En 2007, il obtient le 2e prix du concours Grotrian-Steinweg à Braunschweig en Allemagne, le 1er prix à l’unanimité du concours de Vulaines-sur-Seine dans la catégorie Virtuosité, le 4e prix du prestigieux concours Horowitz de Kiev et le 1er prix du concours international Simone Delbert-Février à Nice. En 2008, le 2e prix et le prix du meilleur espoir du Concours Scriabine de Paris lui sont décernés.

Ces distinctions lui valent d’être invité dans de nombreux festivals : Festival du piano romantique de Fontainebleau, Festival international « Kyiv Summer Music Evenings », Rencontres Internationales Frédéric Chopin de Nohant, Festival Pianoscope de Beauvais, Festival de Saint-Tropez, Festival International de Colmar, Festival des Nuits du Piano de Cabasse, Festival Piano Classique de Biarritz, Festival Chopin de Bagatelle, Festival de la Petite-Malmaison, Festival de Cognac... Il se produit aussi dans de grandes salles françaises et européennes : Grand Auditorium de la Cité de la Musique à Strasbourg, Grand Salon des Invalides, Salle Cortot et Fondation Dosne-Thiers à Paris, Orangerie de Sucy-en-Brie, Palais Farnese à Rome, etc.
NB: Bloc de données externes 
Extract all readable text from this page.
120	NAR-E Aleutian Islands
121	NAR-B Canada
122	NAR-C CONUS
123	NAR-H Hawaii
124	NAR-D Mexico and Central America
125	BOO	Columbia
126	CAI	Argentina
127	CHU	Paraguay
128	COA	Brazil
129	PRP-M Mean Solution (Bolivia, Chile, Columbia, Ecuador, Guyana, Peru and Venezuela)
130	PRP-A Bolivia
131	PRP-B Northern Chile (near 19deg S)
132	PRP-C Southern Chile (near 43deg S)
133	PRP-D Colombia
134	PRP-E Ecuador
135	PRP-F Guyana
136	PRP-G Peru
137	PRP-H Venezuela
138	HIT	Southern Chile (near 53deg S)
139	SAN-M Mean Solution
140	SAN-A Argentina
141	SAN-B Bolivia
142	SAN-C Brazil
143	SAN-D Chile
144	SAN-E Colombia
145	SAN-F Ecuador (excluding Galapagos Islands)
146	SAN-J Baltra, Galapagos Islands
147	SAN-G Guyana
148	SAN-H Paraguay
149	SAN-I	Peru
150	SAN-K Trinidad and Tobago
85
Et il joue en outre régulièrement avec des ensembles prestigieux : Orchestre de la Philharmonie de Kiev, Orchestre national d’Ukraine, Orchestre régional de Cannes, Orchestre symphonique de Mulhouse, Orchestre Léon Barzin, Chœur Nicolas de Grigny...

En 2012, grâce au soutien de l’Association Assophie, il enregistre un disque consacré à la musique française avec le violoniste Michaël Seigle. L’année suivante, il enregistre deux disques en solo : De Chopin à Balakirev et Scriabine.

Voici ce qu’écrivait en 2010 d’Augustin Voegele le pianiste Philippe Bianconi : « J’ai été absolument stupéfait par la superbe maîtrise technique de ce jeune pianiste, mais surtout, j’ai été enthousiasmé par sa sensibilité, sa passion, et une maturité musicale assez extraordinaire pour son âge. »

Également passionné de littérature, Augustin Voegele est par ailleurs docteur ès lettres. Lauréat du Prix de thèse 2017 de l’Université de Haute-Alsace et récipiendaire du Prix 2017 de la Fondation Catherine Gide et de la Fondation des Treilles pour un programme de recherche portant sur les usages gidiens de la musique, il enseigne actuellement à l’Université de Lorraine. Il est l’auteur de deux essais (Morales de la fiction, Paris, Orizons, 2016 ; De l’unanimisme au fantastique. Jules Romains devant l’extraordinaire, Oxford, Peter Lang, 2019) ainsi que d’une cinquantaine d’articles.